The two primary challenges of maximizing the performance of a DASL-based machine are an understanding and comfort with the event-driven, synchronous nature of the clockless design and the specialized knowledge needed to design, synthesize and utilize application-specific logic.  It is tempting to solve this problem by writing a translation layer that translates an existing programming language into DASL (I have attempted this myself) and in some specialized cases this may be the right choice, but for the primary software development tools for this machine I think an entirely different approach is better.

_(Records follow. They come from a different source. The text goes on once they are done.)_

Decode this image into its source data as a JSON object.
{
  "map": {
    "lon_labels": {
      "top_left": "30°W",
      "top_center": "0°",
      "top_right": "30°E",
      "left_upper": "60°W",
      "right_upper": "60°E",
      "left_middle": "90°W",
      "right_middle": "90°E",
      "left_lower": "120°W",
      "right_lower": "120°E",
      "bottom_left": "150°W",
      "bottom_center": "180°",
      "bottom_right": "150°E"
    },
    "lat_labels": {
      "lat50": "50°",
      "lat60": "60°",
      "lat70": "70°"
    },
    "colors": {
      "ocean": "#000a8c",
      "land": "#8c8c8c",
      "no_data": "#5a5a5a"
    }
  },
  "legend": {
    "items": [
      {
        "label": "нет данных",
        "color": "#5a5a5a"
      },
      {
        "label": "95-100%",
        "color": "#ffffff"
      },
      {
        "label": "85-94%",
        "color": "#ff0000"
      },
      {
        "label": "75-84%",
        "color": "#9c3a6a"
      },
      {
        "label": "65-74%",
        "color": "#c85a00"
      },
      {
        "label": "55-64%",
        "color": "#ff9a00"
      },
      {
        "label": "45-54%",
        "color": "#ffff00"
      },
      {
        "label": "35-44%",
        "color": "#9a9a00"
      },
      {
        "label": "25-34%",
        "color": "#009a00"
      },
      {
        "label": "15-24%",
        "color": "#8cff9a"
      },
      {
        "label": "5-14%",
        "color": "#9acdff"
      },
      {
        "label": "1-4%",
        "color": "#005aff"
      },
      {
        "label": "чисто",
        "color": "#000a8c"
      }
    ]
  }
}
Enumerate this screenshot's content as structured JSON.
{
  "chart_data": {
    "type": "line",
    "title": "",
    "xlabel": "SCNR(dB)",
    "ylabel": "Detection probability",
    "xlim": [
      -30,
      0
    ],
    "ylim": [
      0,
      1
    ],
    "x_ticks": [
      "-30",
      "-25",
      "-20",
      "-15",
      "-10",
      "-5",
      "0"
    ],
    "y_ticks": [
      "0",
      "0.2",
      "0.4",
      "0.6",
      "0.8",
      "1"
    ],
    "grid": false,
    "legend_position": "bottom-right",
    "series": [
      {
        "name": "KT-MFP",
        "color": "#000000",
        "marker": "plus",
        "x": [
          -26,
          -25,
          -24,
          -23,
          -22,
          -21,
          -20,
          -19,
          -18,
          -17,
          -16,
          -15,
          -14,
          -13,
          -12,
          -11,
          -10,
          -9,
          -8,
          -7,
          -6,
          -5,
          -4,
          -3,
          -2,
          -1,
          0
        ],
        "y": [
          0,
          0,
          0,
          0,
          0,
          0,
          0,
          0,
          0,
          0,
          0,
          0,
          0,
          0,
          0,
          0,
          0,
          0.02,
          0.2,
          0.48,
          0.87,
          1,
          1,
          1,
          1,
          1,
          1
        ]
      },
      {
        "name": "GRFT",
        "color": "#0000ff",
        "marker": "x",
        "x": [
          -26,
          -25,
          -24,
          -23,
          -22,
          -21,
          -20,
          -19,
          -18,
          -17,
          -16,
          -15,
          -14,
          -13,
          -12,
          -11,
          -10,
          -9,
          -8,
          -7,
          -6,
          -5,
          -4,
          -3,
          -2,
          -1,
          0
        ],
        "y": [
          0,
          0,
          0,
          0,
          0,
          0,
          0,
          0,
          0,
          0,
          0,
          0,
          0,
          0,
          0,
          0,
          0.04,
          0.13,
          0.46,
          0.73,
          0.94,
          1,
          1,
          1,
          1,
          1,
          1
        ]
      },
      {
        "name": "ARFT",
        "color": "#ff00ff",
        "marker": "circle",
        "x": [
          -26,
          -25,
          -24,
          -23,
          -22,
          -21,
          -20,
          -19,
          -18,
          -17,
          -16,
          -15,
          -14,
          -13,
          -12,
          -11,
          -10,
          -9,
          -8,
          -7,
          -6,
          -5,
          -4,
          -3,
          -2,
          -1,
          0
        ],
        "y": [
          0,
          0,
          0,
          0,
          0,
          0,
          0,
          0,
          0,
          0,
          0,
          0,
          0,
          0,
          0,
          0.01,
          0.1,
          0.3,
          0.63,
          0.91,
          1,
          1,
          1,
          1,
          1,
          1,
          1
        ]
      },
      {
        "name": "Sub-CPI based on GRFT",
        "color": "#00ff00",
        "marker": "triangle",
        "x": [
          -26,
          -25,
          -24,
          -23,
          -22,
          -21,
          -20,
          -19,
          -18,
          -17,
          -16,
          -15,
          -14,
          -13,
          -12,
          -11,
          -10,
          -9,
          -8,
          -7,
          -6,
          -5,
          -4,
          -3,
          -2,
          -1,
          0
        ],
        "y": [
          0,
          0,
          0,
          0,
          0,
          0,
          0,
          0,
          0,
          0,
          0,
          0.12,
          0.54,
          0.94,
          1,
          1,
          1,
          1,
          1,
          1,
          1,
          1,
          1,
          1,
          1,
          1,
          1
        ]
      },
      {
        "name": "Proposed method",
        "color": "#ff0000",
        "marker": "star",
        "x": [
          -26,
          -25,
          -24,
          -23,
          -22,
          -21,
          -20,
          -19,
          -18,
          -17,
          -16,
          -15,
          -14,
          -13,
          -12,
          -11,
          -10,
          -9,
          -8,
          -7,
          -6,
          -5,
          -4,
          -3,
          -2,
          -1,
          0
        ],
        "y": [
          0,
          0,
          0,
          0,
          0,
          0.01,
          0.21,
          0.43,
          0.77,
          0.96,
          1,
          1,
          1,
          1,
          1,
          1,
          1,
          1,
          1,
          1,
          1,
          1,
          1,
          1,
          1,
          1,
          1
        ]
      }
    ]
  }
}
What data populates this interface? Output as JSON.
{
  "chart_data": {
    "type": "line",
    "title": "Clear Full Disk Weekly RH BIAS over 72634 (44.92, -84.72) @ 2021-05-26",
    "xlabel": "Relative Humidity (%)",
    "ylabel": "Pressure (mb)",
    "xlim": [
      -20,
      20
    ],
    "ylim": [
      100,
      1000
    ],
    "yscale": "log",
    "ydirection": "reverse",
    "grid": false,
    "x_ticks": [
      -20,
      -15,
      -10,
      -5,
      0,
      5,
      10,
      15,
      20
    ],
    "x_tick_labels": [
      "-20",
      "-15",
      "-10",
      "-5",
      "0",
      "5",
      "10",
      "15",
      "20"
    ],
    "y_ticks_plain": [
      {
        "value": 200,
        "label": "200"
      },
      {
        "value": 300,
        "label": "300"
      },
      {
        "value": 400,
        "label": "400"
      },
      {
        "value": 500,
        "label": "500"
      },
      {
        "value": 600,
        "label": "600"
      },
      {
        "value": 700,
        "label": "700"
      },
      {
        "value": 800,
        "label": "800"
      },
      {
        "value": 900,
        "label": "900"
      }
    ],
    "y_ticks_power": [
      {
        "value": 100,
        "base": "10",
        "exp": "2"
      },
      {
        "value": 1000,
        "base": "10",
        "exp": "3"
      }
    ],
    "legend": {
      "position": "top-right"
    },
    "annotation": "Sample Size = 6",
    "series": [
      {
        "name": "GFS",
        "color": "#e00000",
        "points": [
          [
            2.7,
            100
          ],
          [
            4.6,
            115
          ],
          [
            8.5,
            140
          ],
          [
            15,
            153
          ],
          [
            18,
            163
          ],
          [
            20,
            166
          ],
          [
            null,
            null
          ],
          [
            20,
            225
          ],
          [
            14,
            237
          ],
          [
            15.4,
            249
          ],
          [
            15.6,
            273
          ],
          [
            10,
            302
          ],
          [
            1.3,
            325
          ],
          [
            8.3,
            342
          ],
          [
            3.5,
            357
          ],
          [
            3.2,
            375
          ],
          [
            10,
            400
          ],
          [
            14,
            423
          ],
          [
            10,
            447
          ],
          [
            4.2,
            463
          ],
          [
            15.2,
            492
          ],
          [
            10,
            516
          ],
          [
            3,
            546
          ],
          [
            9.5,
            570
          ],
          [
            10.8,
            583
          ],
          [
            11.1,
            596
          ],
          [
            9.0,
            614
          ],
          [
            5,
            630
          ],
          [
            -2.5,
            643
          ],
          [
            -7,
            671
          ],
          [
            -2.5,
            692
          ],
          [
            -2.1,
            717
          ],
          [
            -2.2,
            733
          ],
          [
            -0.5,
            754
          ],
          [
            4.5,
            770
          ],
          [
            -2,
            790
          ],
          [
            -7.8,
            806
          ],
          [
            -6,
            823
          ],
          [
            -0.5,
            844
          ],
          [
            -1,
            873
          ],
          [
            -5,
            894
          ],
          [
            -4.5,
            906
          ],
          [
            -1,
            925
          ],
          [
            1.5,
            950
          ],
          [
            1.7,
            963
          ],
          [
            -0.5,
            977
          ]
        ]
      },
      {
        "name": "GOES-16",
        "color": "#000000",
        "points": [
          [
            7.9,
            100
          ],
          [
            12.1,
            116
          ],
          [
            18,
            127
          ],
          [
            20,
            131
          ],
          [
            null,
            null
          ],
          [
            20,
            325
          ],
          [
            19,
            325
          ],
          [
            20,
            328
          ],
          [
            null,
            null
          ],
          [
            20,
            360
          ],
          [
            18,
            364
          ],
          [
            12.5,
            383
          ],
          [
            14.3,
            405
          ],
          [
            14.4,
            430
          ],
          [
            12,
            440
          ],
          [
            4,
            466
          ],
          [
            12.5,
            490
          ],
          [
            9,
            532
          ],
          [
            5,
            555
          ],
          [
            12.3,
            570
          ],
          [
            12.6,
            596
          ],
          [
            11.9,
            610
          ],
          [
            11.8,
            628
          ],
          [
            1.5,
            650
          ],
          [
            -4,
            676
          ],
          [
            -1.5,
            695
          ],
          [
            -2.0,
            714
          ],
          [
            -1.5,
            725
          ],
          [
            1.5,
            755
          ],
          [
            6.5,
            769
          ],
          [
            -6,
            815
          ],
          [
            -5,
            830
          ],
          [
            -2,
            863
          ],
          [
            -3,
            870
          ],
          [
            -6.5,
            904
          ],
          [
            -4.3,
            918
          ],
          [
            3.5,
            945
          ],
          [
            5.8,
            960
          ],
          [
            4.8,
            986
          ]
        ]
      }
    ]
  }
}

To make the most of this machine we need to make the most out of the people who program it.  People are primarily visual animals, large parts of our anatomy are dedicated to the detection, analysis and manipulation of visual objects, symbols and ideas.  The benefits of visual computing have been demonstrated through the evolution of graphical interfaces for the people who use software, but this is a largely unexplored area for the people who create software. 

Most software today is created by writing code.  Written language is excellent for capturing and recalling sequential information, and in applications where sequential processing is needed, programming languages are well suited for writing such software.  But when applications require non-sequential, parallel or out-of-order processing, written languages begin to struggle, and while much great software for such applications have been created this way, it is a common source of errors and inefficiency with regard to maximizing the valuable use of the hardware available.

By providing a visual programming experience, this machine not only addresses this limitation of language-based programming, but unlocks the potential to leverage human's enormous visual cognitive capabilities.

Visual programming is not new, in fact is has been used in many public and commercial systems for decades, but these are generally aimed at beginners or domain-specific applications.  As such, they are "hemmed-in" to being used for specific tasks, or limited in size or scale to applications suitable for single-purpose use.  During the 80's there was some attempt made to provide visual programming tools paired with graphical user interfaces but programming in general seems to have regressed from this point back to most software development being done through writing code, and most software development tools focused on manipulating code.

To overcome these limitations and to tap-into the maximum potential of software developers, the programming tools for this computer will be visual.  While the exact nature of these tools will need to be discovered through experimentation, it will begin based on node graph architecture.  Not only does this provide a visual, physical interface for creating and connecting components of a program, it also makes obvious the flow of data between components and how logic and data can be processed simultaneously.  In language/code-based programming these relationships are notoriously difficult to see.  Given their importance in making the most out of a DASL-based machine, providing a natural, obvious way to see these connections is critical.


What's Next?
I have a few more ideas, and I could elaborate on each area endlessly, but I think I'll stop here for now.  I may revisit this to add some visuals (in the spirit of visual programming!) or fix errors/omissions/etc.).

In the meantime I'll keep working on these ideas, conducting experiments and building prototypes so that with any luck when the world needs a new supercomputer, I'll have one ready.